Лидия понимала, что Иван ждет. Она ответила ему словами, которые невольно сорвались у нее с губ:
— В твоем случае у тебя останется твоя музыка.
— Без вдохновения?
— Оно у тебя тоже будет. Что тебя вдохновляет? Собственное воображение. То, что никогда не умирает, и то, что никогда нельзя поймать или достигнуть, и ты обречен на вечные его поиски.
Он понял, но какая-то испорченность не позволяла ему признать истину в ее словах.
— Очаровательный взгляд на вещи! Спасибо, дорогая, меня очень утешило, что я могу прибегнуть к моему воображению как любой грязный старикашка, пристрастившийся к порнографии, когда он слишком стар для чего-то другого.
Лидия не обиделась, она понимала, что Иван язвит из желания скрыть собственную беззащитность. Он повернулся к двери. В этот момент вошла Кристин. Лидия с облегчением обратилась к дочери:
— Здравствуй, дорогая! А мы уже думаем, куда ты подевалась? Филип и Тайра хотели повидать тебя, но не дождались, поэтому посылают тебе свою любовь.
Кристин не ответила. Казалось, она не слышит слов матери. Она стояла, держась за дверную ручку, и смотрела на Ивана. Выражение ее лица было таким напряженным и горестным, что даже он догадался: что-то неладно.
— Так что?
Он встретился с ней взглядом. Между отцом и дочерью пробежал яростный, все пронизывающий разряд, давно подавляемая ожесточенная враждебность вырвалась на поверхность и проявила себя. Кристин подняла руку и стянула шляпу резким жестом, который напомнил Лидии то, как вынимают меч из ножен.
— Кристин! — резко позвала она, пытаясь привлечь внимание дочери.
Наступившая тишина несла в себе что-то зловещее и опасное. Наконец Кристин заговорила:
— Я могу сказать тебе только одно, — обратилась она к Ивану, словно в комнате больше никого не было. — Надеюсь, это последнее, что ты от меня услышишь, так как больше мы не увидимся, а если это и случится, то не по моей вине. Так вот: я ненавижу тебя, я презираю тебя и я стыжусь быть твоей дочерью!
Глава 19
Иван молчал. Он стоял глядя на Кристин, и Лидия, наблюдавшая за ними с кровати, внезапно увидела большое сходство между отцом и дочерью, которого раньше никогда не замечала. В тот момент, когда она почти задохнулась от страха перед происходящим, следя за пьесой, которая разыгралась перед ней, они оба показались ей неродными, чуждыми ее собственным понятиям об английской сдержанности и хорошем воспитании.

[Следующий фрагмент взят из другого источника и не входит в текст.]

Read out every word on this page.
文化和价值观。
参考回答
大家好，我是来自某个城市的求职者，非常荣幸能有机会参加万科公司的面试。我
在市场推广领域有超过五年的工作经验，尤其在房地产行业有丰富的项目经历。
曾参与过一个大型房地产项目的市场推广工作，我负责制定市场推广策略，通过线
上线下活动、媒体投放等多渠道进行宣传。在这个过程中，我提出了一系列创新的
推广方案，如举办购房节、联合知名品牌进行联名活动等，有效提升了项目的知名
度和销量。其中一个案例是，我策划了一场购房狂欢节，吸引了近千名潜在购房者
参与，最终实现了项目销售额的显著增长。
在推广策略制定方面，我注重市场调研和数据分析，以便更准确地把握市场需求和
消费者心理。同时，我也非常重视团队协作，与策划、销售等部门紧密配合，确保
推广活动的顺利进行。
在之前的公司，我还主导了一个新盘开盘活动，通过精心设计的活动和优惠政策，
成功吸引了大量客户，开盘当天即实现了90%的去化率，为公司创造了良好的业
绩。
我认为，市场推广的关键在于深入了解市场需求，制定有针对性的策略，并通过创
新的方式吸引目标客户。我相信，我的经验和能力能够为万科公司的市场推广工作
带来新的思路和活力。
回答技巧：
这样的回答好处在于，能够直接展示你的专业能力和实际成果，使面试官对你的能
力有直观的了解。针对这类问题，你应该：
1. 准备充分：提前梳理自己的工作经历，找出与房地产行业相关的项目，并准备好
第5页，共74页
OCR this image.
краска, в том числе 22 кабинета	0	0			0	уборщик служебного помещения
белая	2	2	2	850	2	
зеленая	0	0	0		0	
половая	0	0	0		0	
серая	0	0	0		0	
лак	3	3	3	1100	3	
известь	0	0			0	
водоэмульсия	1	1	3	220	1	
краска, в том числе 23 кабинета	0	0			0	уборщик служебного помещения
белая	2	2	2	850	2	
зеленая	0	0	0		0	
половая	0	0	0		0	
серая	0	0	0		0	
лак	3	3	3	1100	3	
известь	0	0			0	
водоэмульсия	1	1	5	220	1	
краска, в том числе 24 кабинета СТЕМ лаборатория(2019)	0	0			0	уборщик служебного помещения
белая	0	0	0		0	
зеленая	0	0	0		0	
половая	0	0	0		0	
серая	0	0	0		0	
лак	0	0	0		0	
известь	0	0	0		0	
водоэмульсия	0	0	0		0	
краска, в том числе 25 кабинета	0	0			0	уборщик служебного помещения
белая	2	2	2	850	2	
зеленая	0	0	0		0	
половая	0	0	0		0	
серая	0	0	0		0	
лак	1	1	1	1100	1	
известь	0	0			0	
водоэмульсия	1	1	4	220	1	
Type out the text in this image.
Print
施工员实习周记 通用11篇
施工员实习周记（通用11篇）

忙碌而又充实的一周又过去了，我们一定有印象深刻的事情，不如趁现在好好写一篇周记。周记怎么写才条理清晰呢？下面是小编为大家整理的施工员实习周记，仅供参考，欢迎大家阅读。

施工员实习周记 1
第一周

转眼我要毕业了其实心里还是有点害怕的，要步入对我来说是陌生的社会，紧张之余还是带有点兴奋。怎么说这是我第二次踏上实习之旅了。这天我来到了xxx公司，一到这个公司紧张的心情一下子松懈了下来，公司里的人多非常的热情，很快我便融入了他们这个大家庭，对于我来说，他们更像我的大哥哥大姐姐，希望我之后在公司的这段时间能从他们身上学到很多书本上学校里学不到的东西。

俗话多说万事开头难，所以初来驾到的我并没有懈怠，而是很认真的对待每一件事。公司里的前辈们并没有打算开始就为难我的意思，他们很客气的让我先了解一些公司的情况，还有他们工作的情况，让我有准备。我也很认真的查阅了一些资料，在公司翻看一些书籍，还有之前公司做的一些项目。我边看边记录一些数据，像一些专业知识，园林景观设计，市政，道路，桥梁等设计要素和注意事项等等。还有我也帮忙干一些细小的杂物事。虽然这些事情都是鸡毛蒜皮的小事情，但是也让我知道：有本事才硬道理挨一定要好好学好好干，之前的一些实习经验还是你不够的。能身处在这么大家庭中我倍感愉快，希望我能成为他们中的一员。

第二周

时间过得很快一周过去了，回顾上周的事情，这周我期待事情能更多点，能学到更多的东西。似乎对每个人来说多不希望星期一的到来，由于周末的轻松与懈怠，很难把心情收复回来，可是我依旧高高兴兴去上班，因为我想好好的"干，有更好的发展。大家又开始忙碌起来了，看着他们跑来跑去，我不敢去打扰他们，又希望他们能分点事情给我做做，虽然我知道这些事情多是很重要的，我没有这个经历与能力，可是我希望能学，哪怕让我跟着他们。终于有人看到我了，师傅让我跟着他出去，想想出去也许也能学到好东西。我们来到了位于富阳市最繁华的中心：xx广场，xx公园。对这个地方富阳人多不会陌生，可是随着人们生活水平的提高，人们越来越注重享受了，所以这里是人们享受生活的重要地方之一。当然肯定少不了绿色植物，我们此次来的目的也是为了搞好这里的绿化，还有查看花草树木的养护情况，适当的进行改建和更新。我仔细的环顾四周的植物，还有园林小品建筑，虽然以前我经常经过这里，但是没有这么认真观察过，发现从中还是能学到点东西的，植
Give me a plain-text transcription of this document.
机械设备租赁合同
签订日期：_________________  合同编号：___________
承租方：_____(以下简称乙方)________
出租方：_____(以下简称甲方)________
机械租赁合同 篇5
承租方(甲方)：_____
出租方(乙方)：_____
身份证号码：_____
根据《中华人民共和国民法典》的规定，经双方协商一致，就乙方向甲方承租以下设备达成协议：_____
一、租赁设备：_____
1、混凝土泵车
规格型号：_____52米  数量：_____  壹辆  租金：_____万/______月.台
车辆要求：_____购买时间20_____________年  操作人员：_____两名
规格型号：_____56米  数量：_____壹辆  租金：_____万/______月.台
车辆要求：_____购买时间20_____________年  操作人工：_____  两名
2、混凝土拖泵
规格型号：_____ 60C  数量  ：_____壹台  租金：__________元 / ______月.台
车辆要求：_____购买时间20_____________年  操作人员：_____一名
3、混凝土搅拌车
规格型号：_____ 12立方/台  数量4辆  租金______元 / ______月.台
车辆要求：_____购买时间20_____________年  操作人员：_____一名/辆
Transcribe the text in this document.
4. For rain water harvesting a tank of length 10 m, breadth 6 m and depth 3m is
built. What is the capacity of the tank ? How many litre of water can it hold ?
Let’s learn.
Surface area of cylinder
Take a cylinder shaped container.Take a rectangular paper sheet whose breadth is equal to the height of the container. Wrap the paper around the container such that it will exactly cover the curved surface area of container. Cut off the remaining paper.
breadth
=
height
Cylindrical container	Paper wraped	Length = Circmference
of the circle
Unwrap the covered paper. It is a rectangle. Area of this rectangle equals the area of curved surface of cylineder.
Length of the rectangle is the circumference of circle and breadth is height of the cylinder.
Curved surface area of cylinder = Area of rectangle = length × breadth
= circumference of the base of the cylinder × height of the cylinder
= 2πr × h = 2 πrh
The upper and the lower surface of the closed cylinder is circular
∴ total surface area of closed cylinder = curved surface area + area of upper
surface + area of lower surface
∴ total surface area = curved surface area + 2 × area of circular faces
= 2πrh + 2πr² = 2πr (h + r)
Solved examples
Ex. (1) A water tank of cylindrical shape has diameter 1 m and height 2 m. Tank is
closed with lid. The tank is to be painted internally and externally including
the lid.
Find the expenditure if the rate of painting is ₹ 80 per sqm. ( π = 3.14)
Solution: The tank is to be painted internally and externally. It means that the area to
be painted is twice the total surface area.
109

Лидии хотелось заговорить, нарушить напряжение, но слова отчего-то не шли с языка. Ей нечего было сказать, она могла оставаться всего лишь невольной свидетельницей, охваченная болезненной тревогой и отчаянным чувством бессилия предотвратить то, что вело, как она знала, к катастрофе. Иван прервал молчание.
— Возможно, ты объяснишь свои слова, — сказал он сурово, точно так, как глядели его глаза. Он даже как будто стал выше ростом, а Кристин, хотя ей и приходилось смотреть на него снизу вверх, не выглядела рядом с ним маленькой или подавленной.
— А нужно ли что-нибудь объяснять? — спросила она, и Лидии показалось, что голос дочери резанул ее своим горьким презрением. — Я узнала кое-что о тебе и твоем поведении, только и всего. Сомневаюсь, задумывался ли ты когда-нибудь над тем, каково ребенку узнать, что тот, кого ей приходится называть отцом, один из самых низких созданий, какие только бывают, соблазнитель, человек, нарушивший не только брачный обет, но и мало-мальские приличия?